En el balcón de aquella casa, sobre una pared encalada y desconchada, se suspendía un azulejo de la Macarena enmarcado por una preciosa cenefa de forja -ya desgastada-, que yo mismo encargué de heredar y preservar sin saber muy bien de dónde venía ni a quién pertenecía, aunque lo sospechaba. Ante aquel azulejo, siendo niño, mi abuela me sostenía en brazos para repetirme la misma y única canción cada vez que la visitaba: "¿Qué se le dice a la Virgen?

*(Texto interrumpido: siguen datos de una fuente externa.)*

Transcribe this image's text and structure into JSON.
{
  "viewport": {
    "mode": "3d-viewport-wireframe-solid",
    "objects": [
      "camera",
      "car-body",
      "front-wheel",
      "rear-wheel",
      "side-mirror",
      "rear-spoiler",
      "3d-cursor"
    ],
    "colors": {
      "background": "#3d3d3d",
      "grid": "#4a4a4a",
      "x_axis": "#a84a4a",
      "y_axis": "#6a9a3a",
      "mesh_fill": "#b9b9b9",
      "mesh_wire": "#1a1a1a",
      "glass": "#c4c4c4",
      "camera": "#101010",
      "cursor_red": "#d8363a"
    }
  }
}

Macarena, ¡guapa, guapa, y guapa!" Y yo supongo que repetía, como un inocente papagayo, aquella lección presuntamente trascendental.
La base de ese azulejo, que guardo como el mayor de mis tesoros en una esquina de mi habitación y saludo cada mañana al despertar, está cuajada de pétalos secos y sin color. Son pétalos que recojo cada mañana de Viernes Santo en la calle Parras para ponérselos, a modo de ofrenda, a mi abuela, con la que nunca vi la Macarena en la calle al morirse, la pobre, tan joven, y al ser nosotros tan niños. El otro día, cuando la tuve frente a frente, comprendí demasiadas cosas y sentí cómo el tiempo se me desmoronaba en las narices, rodeado de flores y de lágrimas. Comprendí por qué mi abuela Angelita se enamoró de ella, por qué la quería tanto, por qué mi tía la miraba sin consuelo, por qué mi padre volvió a llorar como una sola vez en la vida lo vi llorar y por qué se me abrió por los adentros, otra vez, esa voz gritando "guapa".
Ahí estaba la Macarena. La Macarena del cuadro de la calle Feria y bajo el cual pasaron mi abuela y mi padre las últimas horas juntos, en vela, de la mano. La Macarena que cree en nosotros, la que sé que a todos nos espera, a la que nos enseñaron a decirle guapa y que, como dice Dorian, es la que en el fondo todos queremos ver siempre amanecer.